As you prepare to retrieve clothes from the laundry room dryers, there is scratching at the door. On the back porch is a small, shivering kitten. You bend over to pet him, and he climbs up your arm to perch on your shoulder, much like a parrot in the pirate movies. You name him Simon and he sleeps on your chest that night.

He begins to teach you stories. Old stories.

At first having the cat around was a hit. He was like a mascot, and with him you became more popular than ever. And on those rare occasions he wasn't allowed in, you just walked out of the place and resolved to provide more for yourself. You begin dealing in rarities and antiques, and after only a month and a half of hard work, you find yourself doing better than ever.

Then the cat got bigger.

Rather than perched, he lounges about your neck, his tiny panting mouth never far from your ear. He whispers things to you.

That there was no reason to miss people when they were not there, because you never knew them in the first place. You had simply projected my expectations on them, and whatever they provided you could find within yourself. All you really were to other people was manifestations of their expectations of you. There is no true meaning at all to the ever-shifting pool of alliances, intimacies and partnerships that made and broke marriages, killed presidents and indeed even defined history itself; both in the events themselves and the prejudices of those that recorded it.

You find less and less reason to leave the house. Your stories were catching on, and you reached a point in painting (a never ending sequence of languid female nudes with watery eyes and facial features that seemed, somehow, feline) that your work was easily selling for as much or more as any other's.

Somewhere along the line, you had accumulated MANY more cats. Dozens of them. The smell became overwhelming. Your landlord shifted you to the apartment at the farthest end of the apartment complex, closest to the dumpster, without explaining what happened to the last tenant.

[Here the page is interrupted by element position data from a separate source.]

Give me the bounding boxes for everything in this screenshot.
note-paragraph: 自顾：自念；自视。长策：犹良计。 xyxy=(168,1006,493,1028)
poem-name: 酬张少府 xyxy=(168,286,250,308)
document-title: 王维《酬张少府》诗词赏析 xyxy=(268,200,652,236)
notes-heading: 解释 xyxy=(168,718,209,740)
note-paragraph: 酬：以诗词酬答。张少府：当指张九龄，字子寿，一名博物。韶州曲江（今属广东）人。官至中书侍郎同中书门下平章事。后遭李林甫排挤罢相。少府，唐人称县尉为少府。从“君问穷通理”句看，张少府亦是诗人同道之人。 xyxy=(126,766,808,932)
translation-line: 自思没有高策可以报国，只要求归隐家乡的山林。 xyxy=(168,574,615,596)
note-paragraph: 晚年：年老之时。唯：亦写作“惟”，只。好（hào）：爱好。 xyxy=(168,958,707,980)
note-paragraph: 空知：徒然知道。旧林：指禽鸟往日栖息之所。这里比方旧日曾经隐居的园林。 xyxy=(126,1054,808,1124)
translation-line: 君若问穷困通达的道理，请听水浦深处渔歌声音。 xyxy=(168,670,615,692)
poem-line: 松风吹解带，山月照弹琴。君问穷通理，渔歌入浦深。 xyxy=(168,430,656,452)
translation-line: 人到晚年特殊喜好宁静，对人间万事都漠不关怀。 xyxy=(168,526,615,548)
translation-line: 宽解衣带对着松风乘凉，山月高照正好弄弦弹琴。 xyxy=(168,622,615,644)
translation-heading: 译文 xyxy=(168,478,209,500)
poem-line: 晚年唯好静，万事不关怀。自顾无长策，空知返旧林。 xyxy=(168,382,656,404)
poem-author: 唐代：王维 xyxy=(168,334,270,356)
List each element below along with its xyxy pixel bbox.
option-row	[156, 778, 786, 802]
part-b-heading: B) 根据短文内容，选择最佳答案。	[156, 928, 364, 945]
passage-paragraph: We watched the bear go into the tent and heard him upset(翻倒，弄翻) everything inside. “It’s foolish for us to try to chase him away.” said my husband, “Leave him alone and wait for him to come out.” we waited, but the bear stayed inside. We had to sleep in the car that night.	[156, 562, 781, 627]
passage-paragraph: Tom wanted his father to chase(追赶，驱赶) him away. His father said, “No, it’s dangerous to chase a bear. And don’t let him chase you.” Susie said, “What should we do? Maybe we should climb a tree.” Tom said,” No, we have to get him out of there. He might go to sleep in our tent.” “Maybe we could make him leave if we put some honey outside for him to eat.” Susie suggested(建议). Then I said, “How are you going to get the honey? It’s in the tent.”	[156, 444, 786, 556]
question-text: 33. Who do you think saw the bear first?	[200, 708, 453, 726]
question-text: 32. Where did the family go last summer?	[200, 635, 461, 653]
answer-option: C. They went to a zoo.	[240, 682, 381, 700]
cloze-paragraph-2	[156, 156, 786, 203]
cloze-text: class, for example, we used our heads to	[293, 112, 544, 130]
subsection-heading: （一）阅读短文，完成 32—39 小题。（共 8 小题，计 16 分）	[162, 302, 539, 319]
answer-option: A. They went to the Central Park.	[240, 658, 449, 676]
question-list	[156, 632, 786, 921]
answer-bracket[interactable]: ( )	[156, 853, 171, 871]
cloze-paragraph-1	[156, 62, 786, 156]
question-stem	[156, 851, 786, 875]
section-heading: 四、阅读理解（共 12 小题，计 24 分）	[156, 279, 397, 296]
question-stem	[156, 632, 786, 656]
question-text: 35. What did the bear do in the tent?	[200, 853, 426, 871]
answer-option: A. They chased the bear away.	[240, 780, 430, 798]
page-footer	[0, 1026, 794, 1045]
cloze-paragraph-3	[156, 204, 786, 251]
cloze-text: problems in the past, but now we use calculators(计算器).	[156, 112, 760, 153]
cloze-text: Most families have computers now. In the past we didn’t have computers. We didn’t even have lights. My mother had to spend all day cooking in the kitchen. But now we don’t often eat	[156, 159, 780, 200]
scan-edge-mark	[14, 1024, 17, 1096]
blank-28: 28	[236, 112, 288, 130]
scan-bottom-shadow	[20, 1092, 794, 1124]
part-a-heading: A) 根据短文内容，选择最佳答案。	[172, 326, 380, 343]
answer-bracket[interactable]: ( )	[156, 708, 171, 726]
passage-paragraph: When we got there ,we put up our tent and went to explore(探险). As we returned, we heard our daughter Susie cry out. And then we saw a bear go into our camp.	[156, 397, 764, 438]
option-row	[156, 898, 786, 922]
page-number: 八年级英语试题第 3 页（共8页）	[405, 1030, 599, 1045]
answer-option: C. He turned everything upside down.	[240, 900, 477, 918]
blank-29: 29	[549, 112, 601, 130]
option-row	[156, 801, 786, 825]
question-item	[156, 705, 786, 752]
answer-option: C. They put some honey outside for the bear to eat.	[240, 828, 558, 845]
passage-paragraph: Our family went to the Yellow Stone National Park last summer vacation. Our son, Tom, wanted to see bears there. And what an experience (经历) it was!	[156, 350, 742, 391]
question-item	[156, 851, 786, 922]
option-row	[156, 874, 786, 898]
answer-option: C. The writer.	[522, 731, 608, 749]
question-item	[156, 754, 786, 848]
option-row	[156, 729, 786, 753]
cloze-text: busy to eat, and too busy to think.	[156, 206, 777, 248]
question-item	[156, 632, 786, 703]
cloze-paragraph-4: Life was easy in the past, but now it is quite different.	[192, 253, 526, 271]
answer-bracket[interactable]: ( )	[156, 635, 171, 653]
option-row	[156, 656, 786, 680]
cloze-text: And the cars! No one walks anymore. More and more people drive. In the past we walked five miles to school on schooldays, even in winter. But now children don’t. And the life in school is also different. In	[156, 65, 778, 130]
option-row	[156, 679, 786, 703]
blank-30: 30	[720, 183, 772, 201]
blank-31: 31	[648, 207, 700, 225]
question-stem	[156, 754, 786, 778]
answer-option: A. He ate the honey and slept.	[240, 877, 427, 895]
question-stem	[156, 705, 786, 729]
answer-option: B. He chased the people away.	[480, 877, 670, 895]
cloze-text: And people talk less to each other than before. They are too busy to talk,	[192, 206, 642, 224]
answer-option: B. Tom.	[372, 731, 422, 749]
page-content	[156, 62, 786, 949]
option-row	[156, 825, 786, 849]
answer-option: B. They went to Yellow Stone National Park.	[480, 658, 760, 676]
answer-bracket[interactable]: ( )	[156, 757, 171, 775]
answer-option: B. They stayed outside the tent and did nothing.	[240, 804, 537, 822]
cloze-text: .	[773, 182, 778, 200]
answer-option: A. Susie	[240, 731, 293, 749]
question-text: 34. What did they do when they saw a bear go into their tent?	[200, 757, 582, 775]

Eventually, even trips to the grocery store became too much of an ordeal. It started with picking the dumpster; then it was bugs, rats and then the occasional snake from the drainage ditch. One day a drunken homeless man stumbled, much like a lost Hansel and Gretel, into the forest-like clearing behind the convenience store on the corner and fell asleep behind the dumpster. If anyone noticed that they never saw him again, they didn't say anything. You and your feline companions ate like a lion's pack. You were becoming a real family.

You began developing a cough, however, that had become progressively worse over time. Eventually you got too sick to bring in any outside food. The other cats began to regularly pace around your bed, as if waiting for something.

In a hoarse whisper you called for Simon, and ask him the question that had been bothering you for what seemed like years...

"Simon, if I really didn't need anyone but myself, what drew me to all of you?"

"Why IS a cat?" replied Simon.

The answer was so absurd, you can't help but laugh. Why do cats always show up when it seems all we know about the universe is breaking down? Why did Schrodinger pick a cat? Why did Lewis Carrol have a cat say "We're all mad here?"

You begin laughing so hard it becomes hard to breathe. You try to catch your breath, but it became impossible. The room got darker and darker.

Why is a cat?

You look around a bit and cough. Wait, you think, you don't have a cough. You had a cough when you had a name. You are now a cat with no name (which is as it should be). Cats have no names. You figure it's best to work on forgetting your previous life. Whatever you were before is gone now, and there is no name for the meat that is here that should not be wasted (you will never know this, but when they do an autopsy to identify what is not eaten, they will fish nearly fifteen pounds of cat hair from the corpse's lungs and colon).

Before you completely forget to do so, however, you rush out the ajar door just in time to catch up with a strangely familiar young person to ask the only question still on your mind.